Klimapolitik
Soziologe sieht neuen gesellschaftlichen Konsens gegen Veränderungen

Auf der UNO-Klimakonferenz werden fast 200 Staaten darüber verhandeln, wie die Erderwärmung eingedämmt werden kann. Bundeskanzler Merz sagte in Belém, Klimamaßnahmen erforderten gesellschaftliche Akzeptanz. Der Soziologe Dennis Eversberg von der Universität Frankfurt sieht jedoch einen neuen allgemeinen gesellschaftlichen Konsens gegen Veränderungen.

    Schilder an einer Straße in Mecklenburg-Vorpommern mit durchgestrichenen Piktogrammen von Windrädern und der Aufschrift "Es reicht".
    In Utzedel in Mecklenburg-Vorpommern haben Anwohner aus Protest gegen Windräder Schilder an die Straße gestellt. (IMAGO / dts Nachrichtenagentur / IMAGO / dts Nachrichtenagentur)
    Eversberg forscht zu Interessensunterschieden bei der ökologischen Transformation. Er sagte im Deutschlandfunk, dabei gehe es auch um die Frage, ob das eigene Lebensmodell beibehalten werden kann oder nicht. Klimapolitik verlange vielen Menschen etwas ab, sei teuer und anstrengend. Aber auch in Lebensbereichen, die nicht die Klimapolitik betreffen, wehrten sich viele Menschen gegen Veränderungen. Die Menschen nähmen wahr, dass sie sich in einer Polykrise befänden, so Eversberg.

    Wie Menschen auf Krisen reagieren

    Laut Eversberg kommt es zwischen verschiedenen Gruppen in der Gesellschaft zu Konflikten, da sie jeweils anders auf Veränderungen reagieren. Eversberg unterscheidet zwischen drei Reaktionstypen:
    Das "ökologisch-soziale Spektrum" umfasst ungefähr ein Viertel der Bevölkerung und ist aufgeschlossen gegenüber Veränderungen allgemein und Klimapolitik im Speziellen. Das "defensiv-reaktive Spektrum" will keine Veränderungen und steht der modernen Gesellschaft skeptisch gegenüber. Und dem "konservativ-steigerungsorientierten Spektrum" ist es wichtig, das Wirtschaftswachstum und den eigenen Lebensstandard beizubehalten.
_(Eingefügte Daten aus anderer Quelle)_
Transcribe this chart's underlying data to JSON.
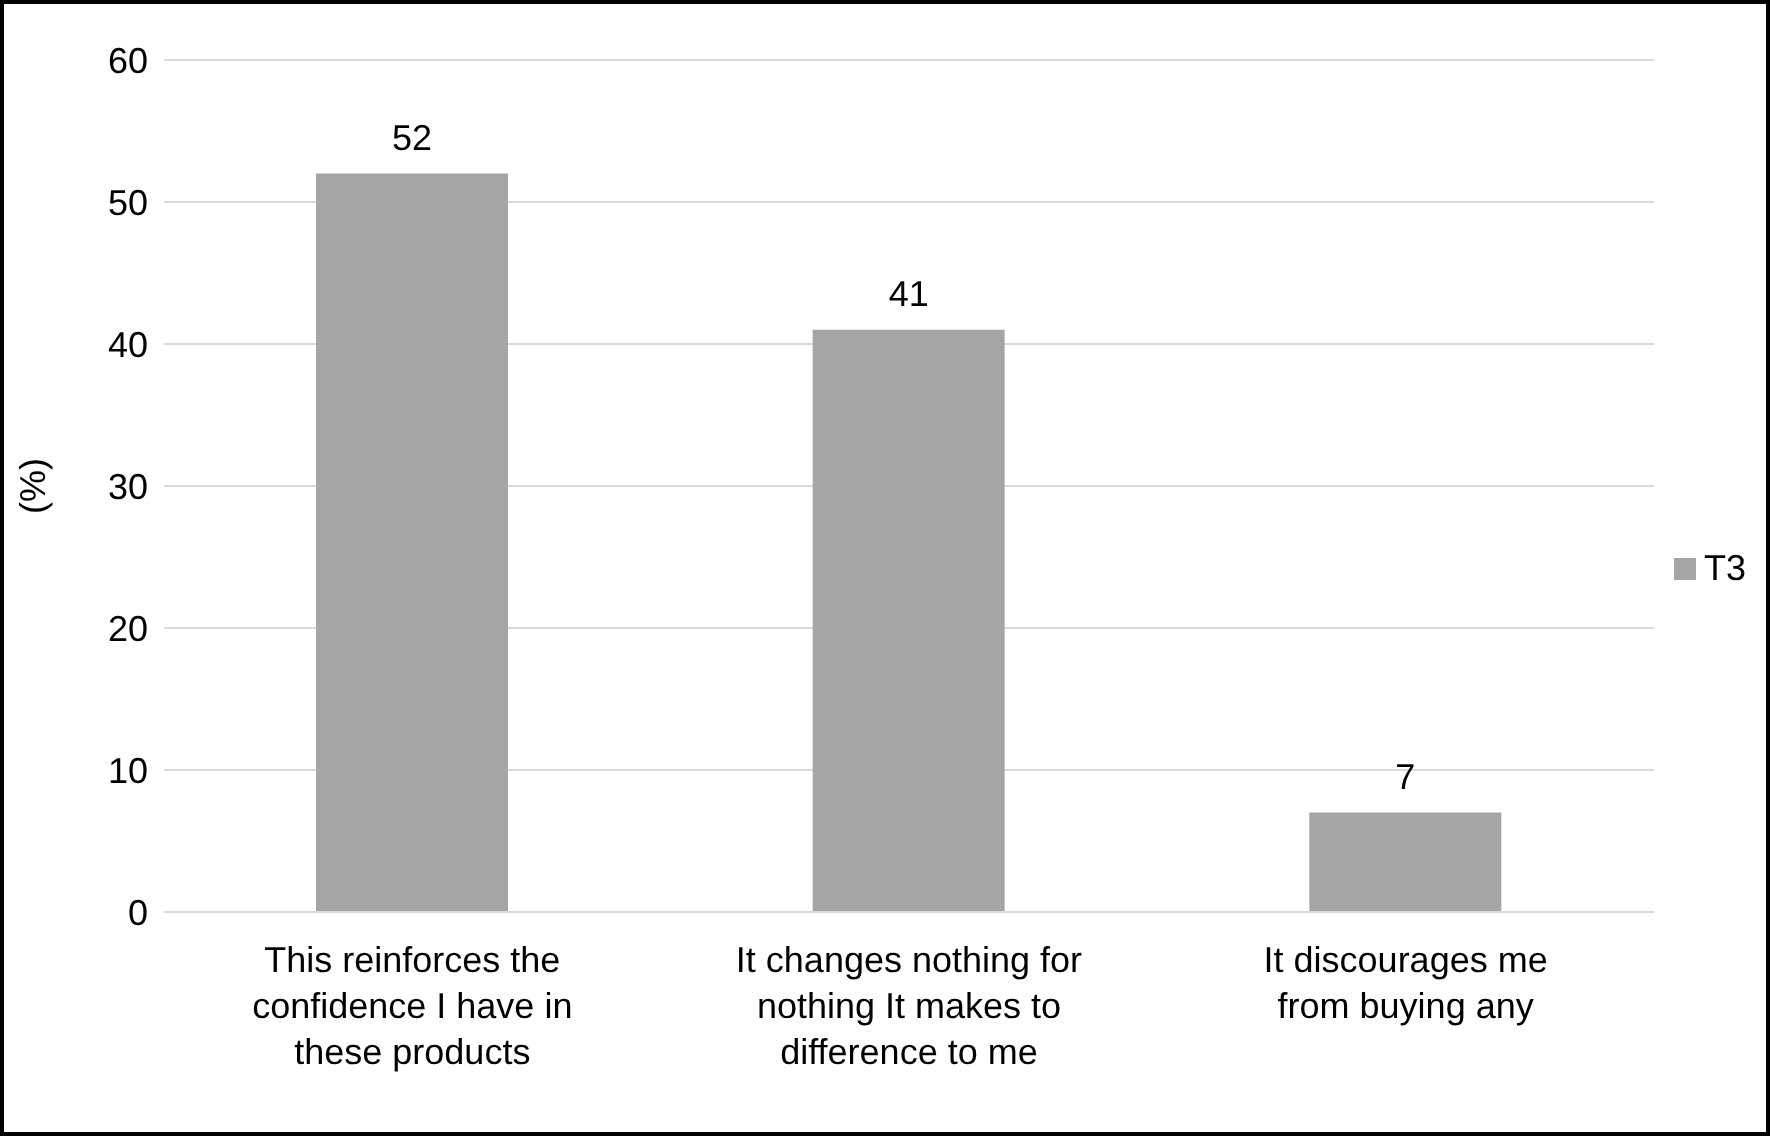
{
  "chart_data": {
    "type": "bar",
    "ylabel": "(%)",
    "categories": [
      "This reinforces the confidence I have in these products",
      "It changes nothing for nothing It makes to difference to me",
      "It discourages me from buying any"
    ],
    "series": [
      {
        "name": "T3",
        "color": "#a5a5a5",
        "values": [
          52,
          41,
          7
        ]
      }
    ],
    "ylim": [
      0,
      60
    ],
    "yticks": [
      0,
      10,
      20,
      30,
      40,
      50,
      60
    ],
    "grid": "y",
    "legend": "right",
    "data_labels": true
  }
}
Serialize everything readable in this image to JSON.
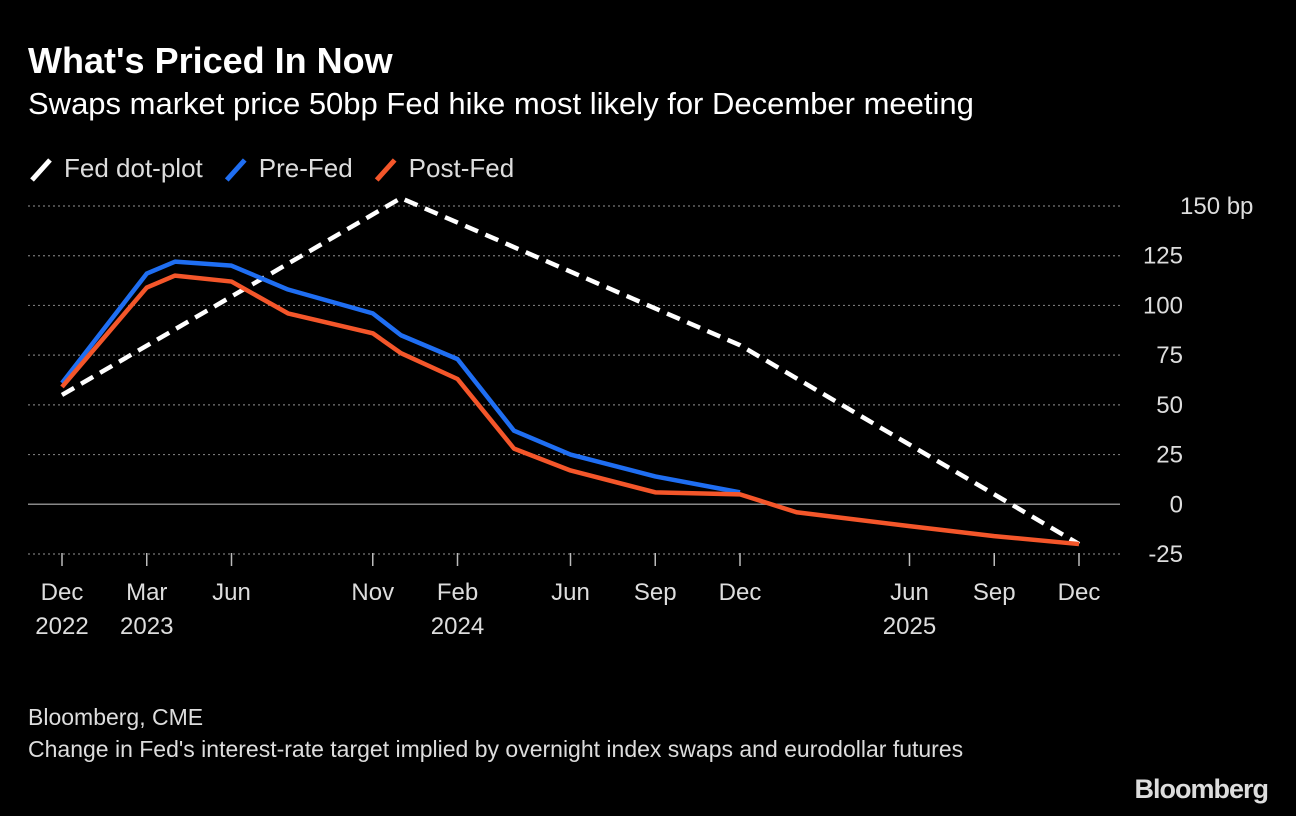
{
  "chart_data": {
    "type": "line",
    "title": "What's Priced In Now",
    "subtitle": "Swaps market price 50bp Fed hike most likely for December meeting",
    "source": "Bloomberg, CME",
    "note": "Change in Fed's interest-rate target implied by overnight index swaps and eurodollar futures",
    "brand": "Bloomberg",
    "legend": "top-left",
    "grid": true,
    "xlim": [
      "2022-12",
      "2025-12"
    ],
    "xticks": [
      {
        "value": "2022-12",
        "label": "Dec",
        "year": "2022"
      },
      {
        "value": "2023-03",
        "label": "Mar",
        "year": "2023"
      },
      {
        "value": "2023-06",
        "label": "Jun"
      },
      {
        "value": "2023-11",
        "label": "Nov"
      },
      {
        "value": "2024-02",
        "label": "Feb",
        "year": "2024"
      },
      {
        "value": "2024-06",
        "label": "Jun"
      },
      {
        "value": "2024-09",
        "label": "Sep"
      },
      {
        "value": "2024-12",
        "label": "Dec"
      },
      {
        "value": "2025-06",
        "label": "Jun",
        "year": "2025"
      },
      {
        "value": "2025-09",
        "label": "Sep"
      },
      {
        "value": "2025-12",
        "label": "Dec"
      }
    ],
    "ylim": [
      -25,
      150
    ],
    "yticks": [
      -25,
      0,
      25,
      50,
      75,
      100,
      125,
      {
        "value": 150,
        "label": "150 bp"
      }
    ],
    "series": [
      {
        "name": "Fed dot-plot",
        "color": "#ffffff",
        "style": "dashed",
        "x": [
          "2022-12",
          "2023-12",
          "2024-12",
          "2025-12"
        ],
        "values": [
          55,
          154,
          80,
          -20
        ]
      },
      {
        "name": "Pre-Fed",
        "color": "#1f6ef2",
        "style": "solid",
        "x": [
          "2022-12",
          "2023-03",
          "2023-04",
          "2023-06",
          "2023-08",
          "2023-11",
          "2023-12",
          "2024-02",
          "2024-04",
          "2024-06",
          "2024-09",
          "2024-12"
        ],
        "values": [
          61,
          116,
          122,
          120,
          108,
          96,
          85,
          73,
          37,
          25,
          14,
          6
        ]
      },
      {
        "name": "Post-Fed",
        "color": "#f4562a",
        "style": "solid",
        "x": [
          "2022-12",
          "2023-03",
          "2023-04",
          "2023-06",
          "2023-08",
          "2023-11",
          "2023-12",
          "2024-02",
          "2024-04",
          "2024-06",
          "2024-09",
          "2024-12",
          "2025-02",
          "2025-06",
          "2025-09",
          "2025-12"
        ],
        "values": [
          59,
          109,
          115,
          112,
          96,
          86,
          76,
          63,
          28,
          17,
          6,
          5,
          -4,
          -11,
          -16,
          -20
        ]
      }
    ]
  }
}
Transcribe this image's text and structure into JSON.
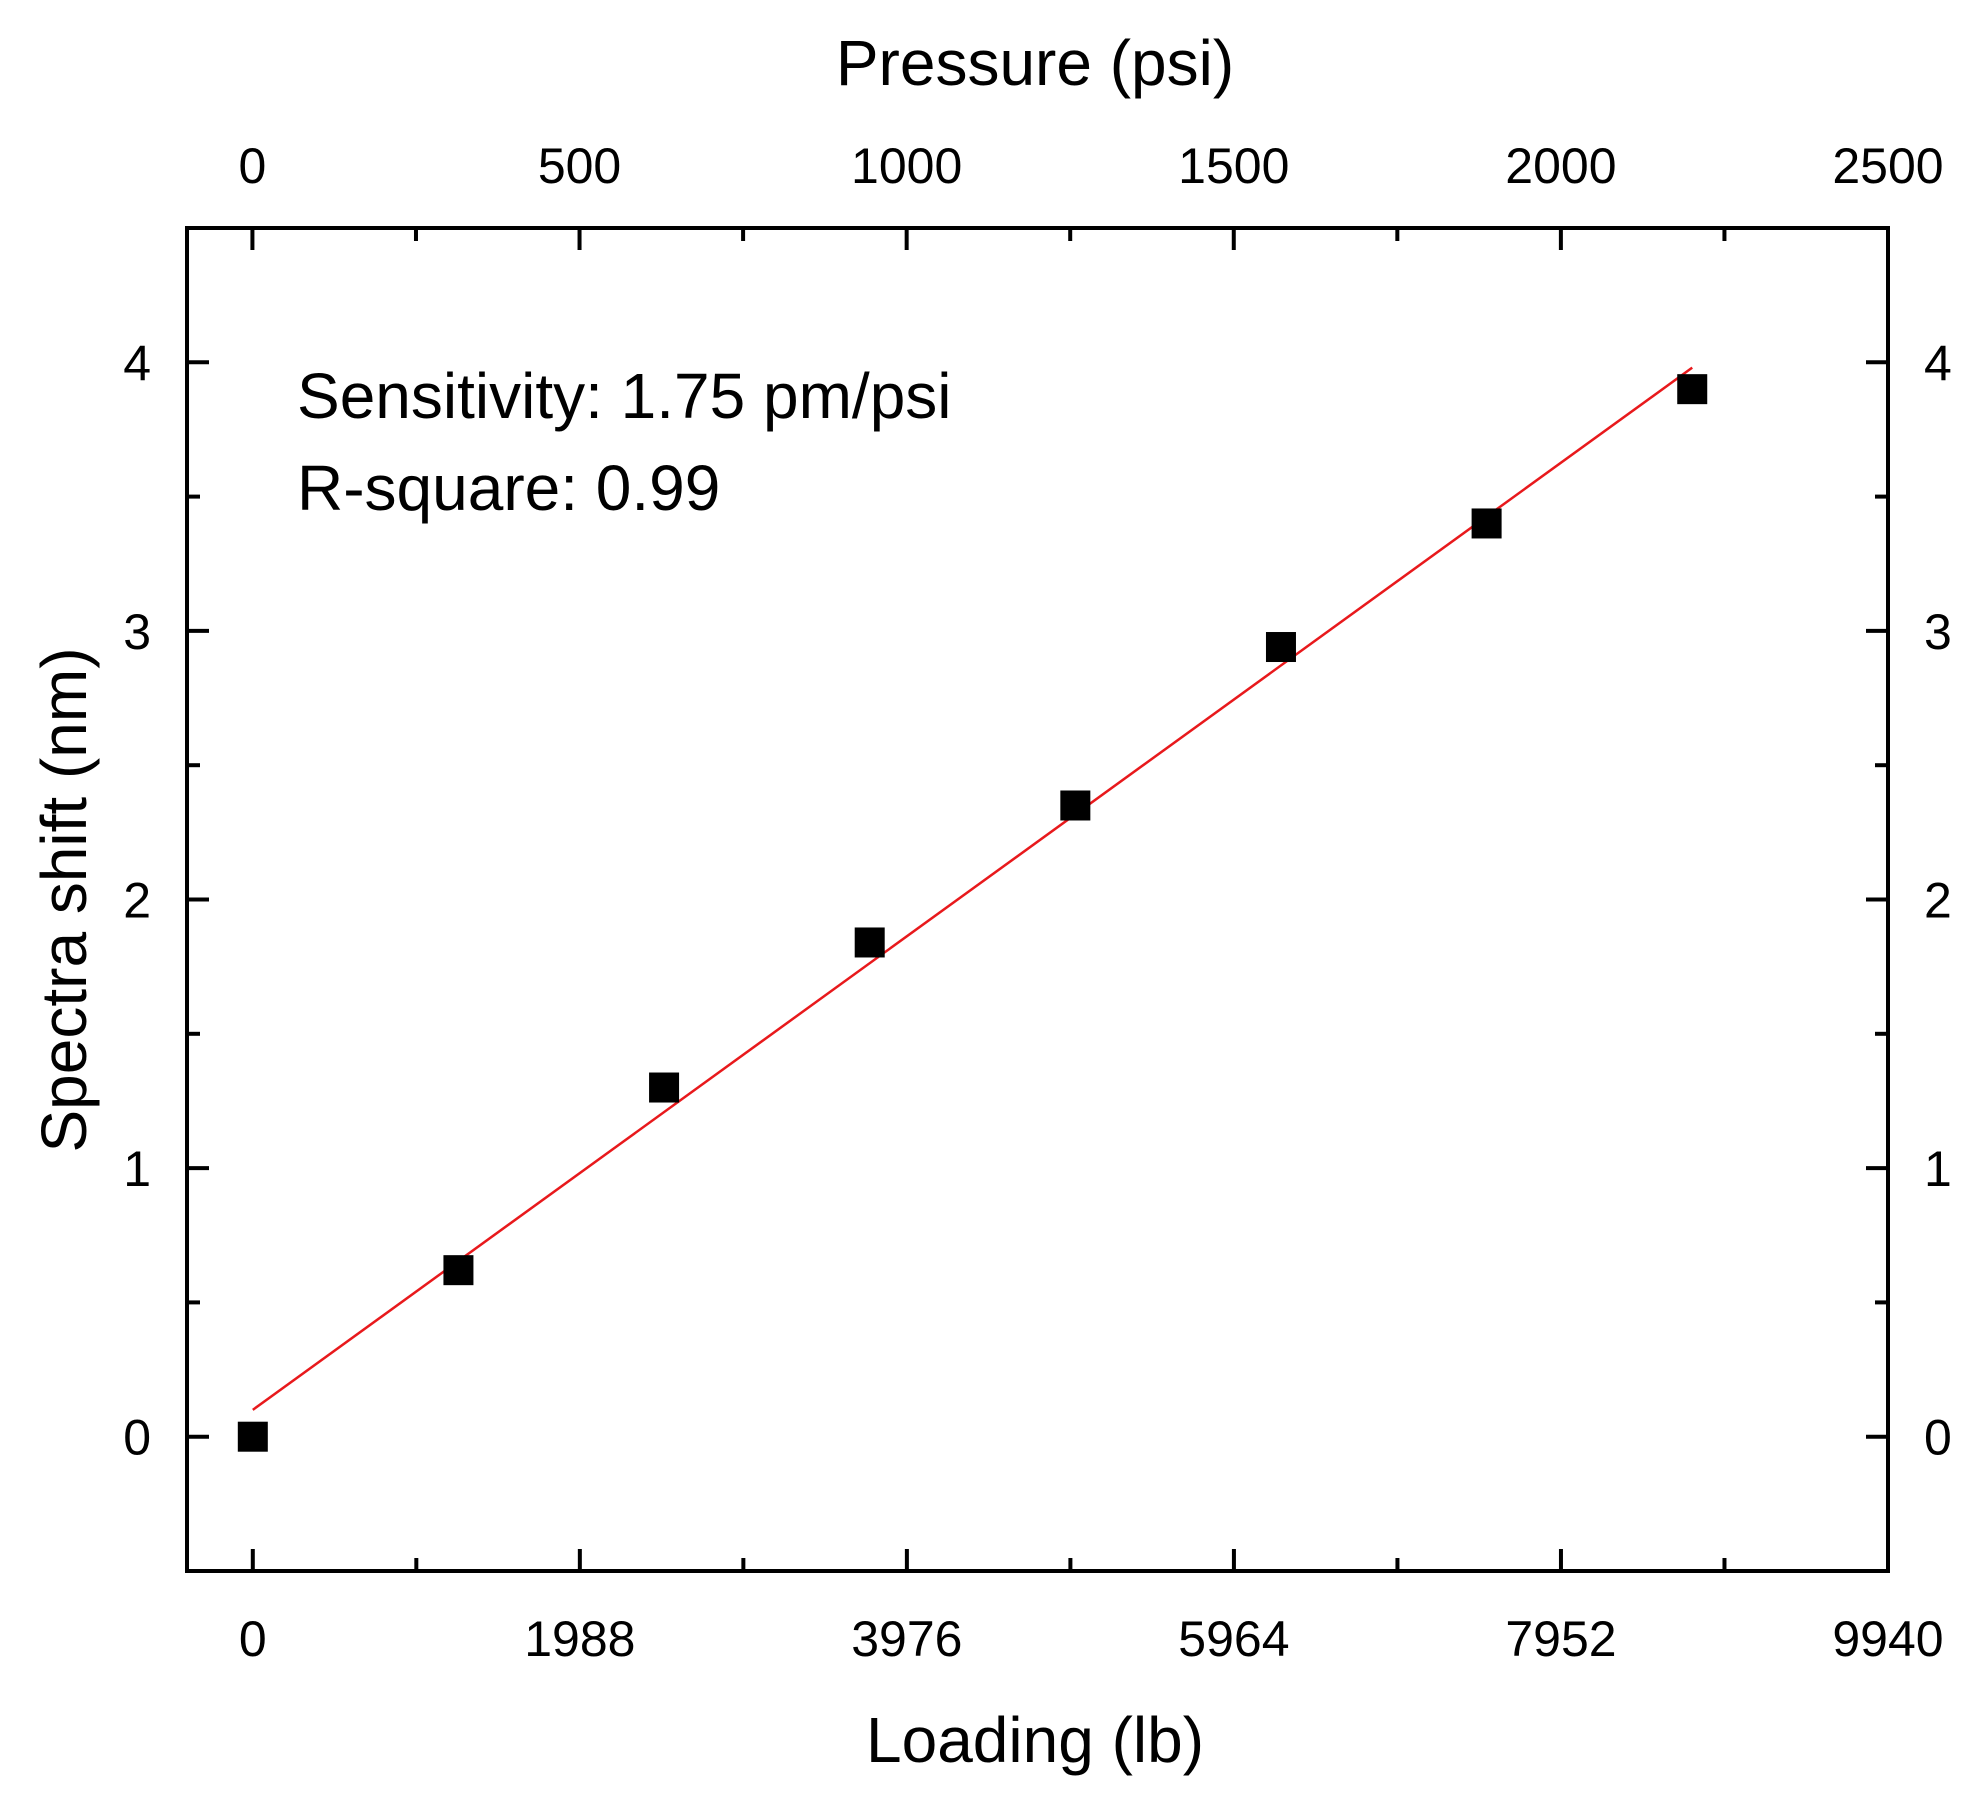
{
  "chart_data": {
    "type": "scatter",
    "xlabel": "Loading (lb)",
    "x2label": "Pressure (psi)",
    "ylabel": "Spectra shift (nm)",
    "xlim": [
      -400,
      9940
    ],
    "ylim": [
      -0.5,
      4.5
    ],
    "x2lim": [
      -100,
      2500
    ],
    "xticks": [
      "0",
      "1988",
      "3976",
      "5964",
      "7952",
      "9940"
    ],
    "x2ticks": [
      "0",
      "500",
      "1000",
      "1500",
      "2000",
      "2500"
    ],
    "yticks": [
      "0",
      "1",
      "2",
      "3",
      "4"
    ],
    "grid": false,
    "series": [
      {
        "marker": "square",
        "color": "#000000",
        "x": [
          0,
          1250,
          2500,
          3750,
          5000,
          6250,
          7500,
          8750
        ],
        "y": [
          0,
          0.62,
          1.3,
          1.84,
          2.35,
          2.94,
          3.4,
          3.9
        ]
      }
    ],
    "fit": {
      "color": "#e8191c",
      "x": [
        0,
        8750
      ],
      "y": [
        0.1,
        3.98
      ]
    },
    "annotations": [
      "Sensitivity: 1.75 pm/psi",
      "R-square: 0.99"
    ]
  }
}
Bei diesem konservativ-steigerungsorientierten Spektrum, das Eversberg als Wohlstandsmitte bezeichnet, finde derzeit der entscheidenste Wandel statt. Diese Gruppe tendiere zunehmend zu Skepsis gegenüber Verädnerungen und nähere sich so dem defensiv-reaktiven Spektrum an.
    Gerade bei der Wohlstandsmitte sieht Eversberg auch das größte Potenzial für gesellschaftliche Empörung. Die Beschränkung auf bestimmte Autotypen in Innenstädten oder Wärmepumpen führten zu mehr Aufregung als Umweltprobleme wie die Feinstaubbelastung oder Hitzewellen, unter denen vor allem sozial Benachteiligte litten.

    Bürger für Klimapolitik gewinnen

    Bei der Frage, wie sich Bürger dennoch für Klimapolitik gewinnen lassen, steht für Eversberg die öffentliche Infrastruktur im Mittelpunkt. Zentral sei, dass sie funktioniere, ausgebaut werde und allen eine gesellschaftliche Teilhabe ermögliche. Der Ausbau des öffentlichen Nahverkehrs etwa sei sozial gerecht, klimafreundlich und spare Ressourcen.
    Diese Nachricht wurde am 09.11.2025 im Programm Deutschlandfunk gesendet.